Ooooh … shiny
Green Lantern looks good, but so what?
Oh, boy. Another comic-book movie. It’s been what, two whole weeks since the last one? This one is a DC title, though, which might explain why the theater reeked faintly of mothballs. When you think of the DC line, you’ve got Batman and Superman, and then there’s a big drop-off as people start listing Marvel Comics characters. But after the legitimization of Batman (the less said about Superman the better), ol’ DC still wants another franchise to bank on, so here they go giving Green Lantern a try.
The film starts off pretty colorfully, with things flying through space—all while our narrator intones some back story about an intergalactic police force called the Green Lantern. They patrol the cosmos in skintight costumes and kick ass—when they’re not looking like they wandered out of the cantina in Star Wars. The effects are nothing spectacular, but the 3-D makes them sort of interesting (the dudes behind me kept going “Whoa” for about five minutes, until the CGI stuff ended and they got bored with the novelty—like everyone else).
Then one of the space cops gets on the losing end of a skirmish with a giant floating head (that trails smoky tentacles) and plunges to Earth. With dying advice about great responsibly and all that, he passes on his secret decoder ring to hotshot top gun Hal Jordan (Ryan Reynolds), along with a magic lantern. Then Jordan meets up with a couple more space cops and they school him in the Green Lantern way and send him off to save Earth from the giant floating head. By himself. Apparently, the Green Lantern has some pretty strict jurisdiction policies. Meanwhile, there’s a love interest (played by the inappropriately named Blake Lively) and Peter Sarsgaard as a brilliant nerd gone very, very bad.

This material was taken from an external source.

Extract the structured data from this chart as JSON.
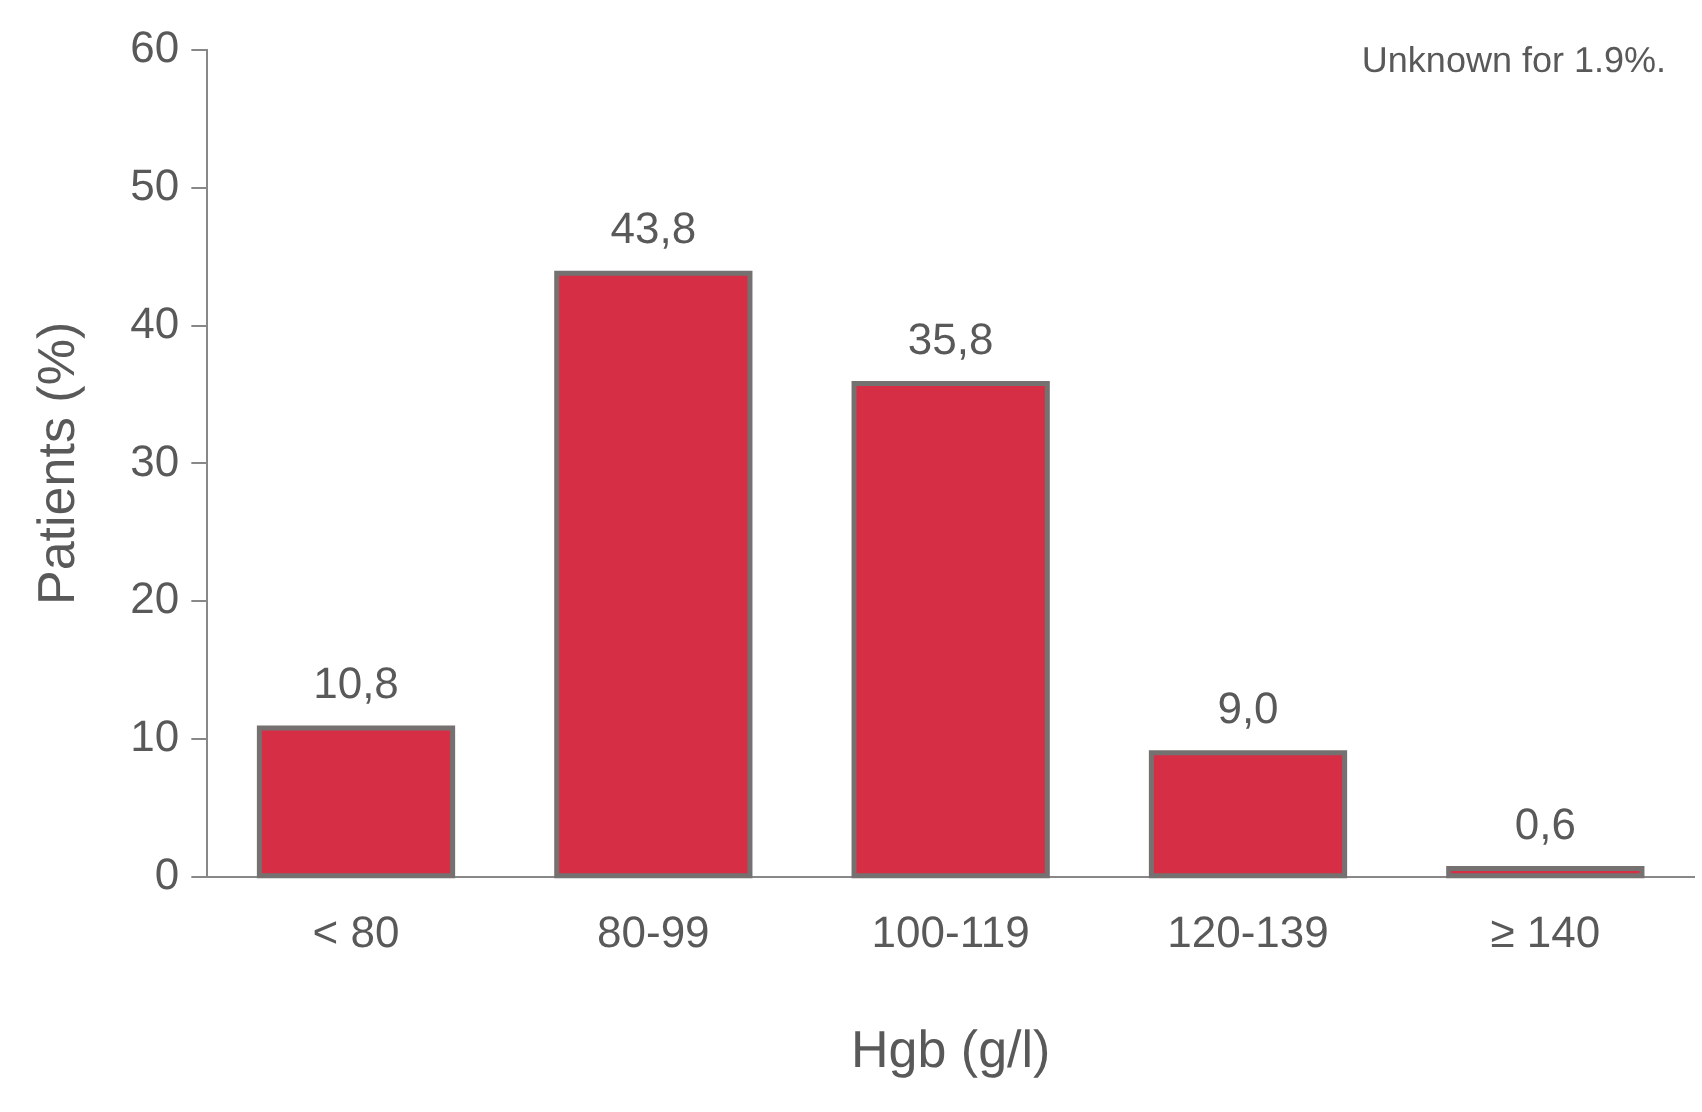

As a superhero movie it handles itself adequately. Reynolds has the perfectly cut body and the attitude for the job, although he slips back into Van Wilder on occasion. Lively is easy on the eyes and isn’t too painful to watch impersonate a marionette. Sarsgaard is wasted in the role of the side villain, but seems to be having fun (or maybe he’s mentally calculating his chances with Lively at the wrap party).
Unfortunately, the script seems to have been passed through the hands of several writers (four, it turns out) and never really seems to focus on anything at all between action set pieces. It’s not all that complicated, yet everyone feels a need to explain things a li’l bit more than they need to be explained. Jordan mopes about for half the movie whining about responsibility. All sorts of disposable characters pop up to distract him from the pursuit of his story, then disappear, points unresolved. It’s never really clear what the whole issue is with Sarsgaard’s character.
But aside from that, the action generally delivers. At least it gave me something shiny to look at while thinking about other things—like whether Sarsgaard scored at the wrap party.